You've not made a case for anything. All you've done is reject the reason and declare it good.
I did not make the claim that the shield spell is broken. Others did say that specifically:
It's either a good spell on a wizard or broken on a high AC fighter/wizard/EK combo.
It is literally the discussion of the thread. After reading the thread accepted this premise that it is broken. I do not. So I asked for an example.
You can get AC 26 multiple times per day. That is broken if you know even a little bit of the math involved in 5e.

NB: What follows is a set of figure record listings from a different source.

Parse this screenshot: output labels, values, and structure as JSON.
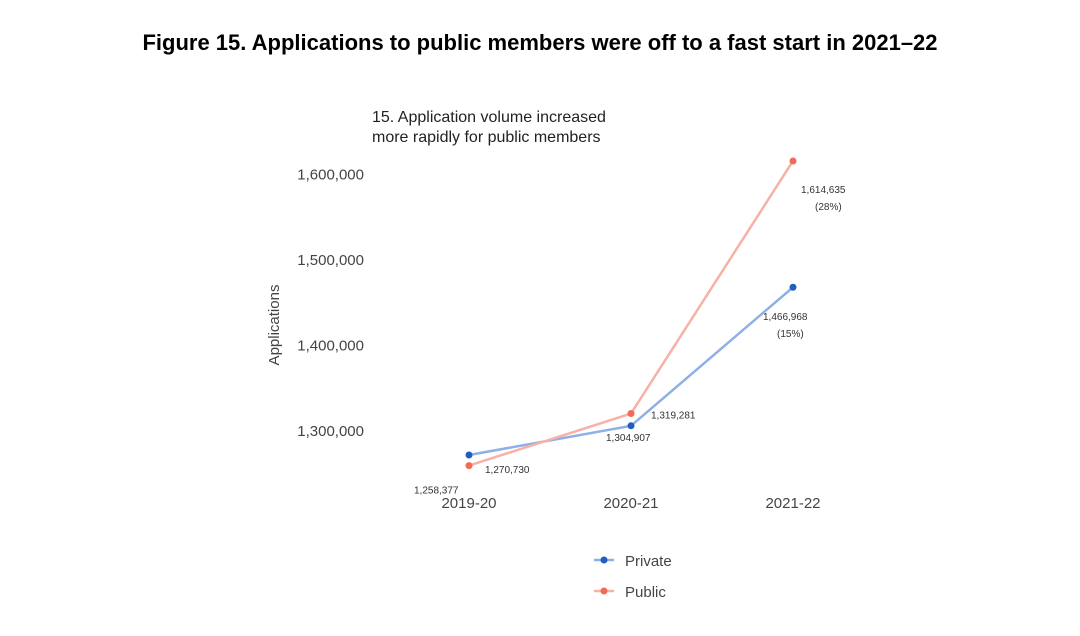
{
  "figure_title": "Figure 15. Applications to public members were off to a fast start in 2021–22",
  "chart_data": {
    "type": "line",
    "title": [
      "15. Application volume increased",
      "more rapidly for public members"
    ],
    "xlabel": "",
    "ylabel": "Applications",
    "categories": [
      "2019-20",
      "2020-21",
      "2021-22"
    ],
    "y_ticks": [
      1300000,
      1400000,
      1500000,
      1600000
    ],
    "y_tick_labels": [
      "1,300,000",
      "1,400,000",
      "1,500,000",
      "1,600,000"
    ],
    "grid": false,
    "legend_position": "bottom",
    "series": [
      {
        "name": "Private",
        "color": "#1f5fbf",
        "line_color": "#8fb0e6",
        "values": [
          1270730,
          1304907,
          1466968
        ],
        "labels": [
          "1,270,730",
          "1,304,907",
          "1,466,968"
        ],
        "pct": [
          "",
          "",
          "(15%)"
        ]
      },
      {
        "name": "Public",
        "color": "#f26b55",
        "line_color": "#f7b1a6",
        "values": [
          1258377,
          1319281,
          1614635
        ],
        "labels": [
          "1,258,377",
          "1,319,281",
          "1,614,635"
        ],
        "pct": [
          "",
          "",
          "(28%)"
        ]
      }
    ]
  }
}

You left out the part that it is until the start of your next turn (which, according to the
math, most likely will not even be one round). So a player loses an entire level in their paladinhood, gains a hypothetical 26 AC (min/maxed to the core) for one or two attacks that don't involve spell saves, and that breaks the game? Again, show me where, in any online play, or in any case scenario, this has broken the combat for a DM to challenge their table?
If you are going to complain that things are not fair to the other players that don't get that, then please do that in your argument rather than scapegoating it to breaking the game's combat mechanics.
Shield cheaply and dramatically reduces the core vulnerability that wizards have to compensate for their absurd levels of power and versatility, and trivializes a round of defense against weapon/natural attacks, especially when combined with any other defenses.
I get the versatility argument against the wizard. I really do. But a fourth level wizard gets to cast this spell four times per long rest, providing they cast no other first level spells. Most of the time, depending on initiative, it won't even last a full round. That's four rounds this wizard gets to boost their AC, at the detriment of limiting this versatility, their damage output, and their choices. And none of this accounts for the times when a +5 doesn't stop the attack! I have still yet to see a well-rounded fourth level wizard have enough hit points to be able to take more than two shots from a common CR5 creature. (Which they encounter all the time.) So they stop an attack or two, how does that break the game's combat mechanics?
Again, I am asking for examples, not a mere knee-jerk reaction to either A) character envy or B) speculation.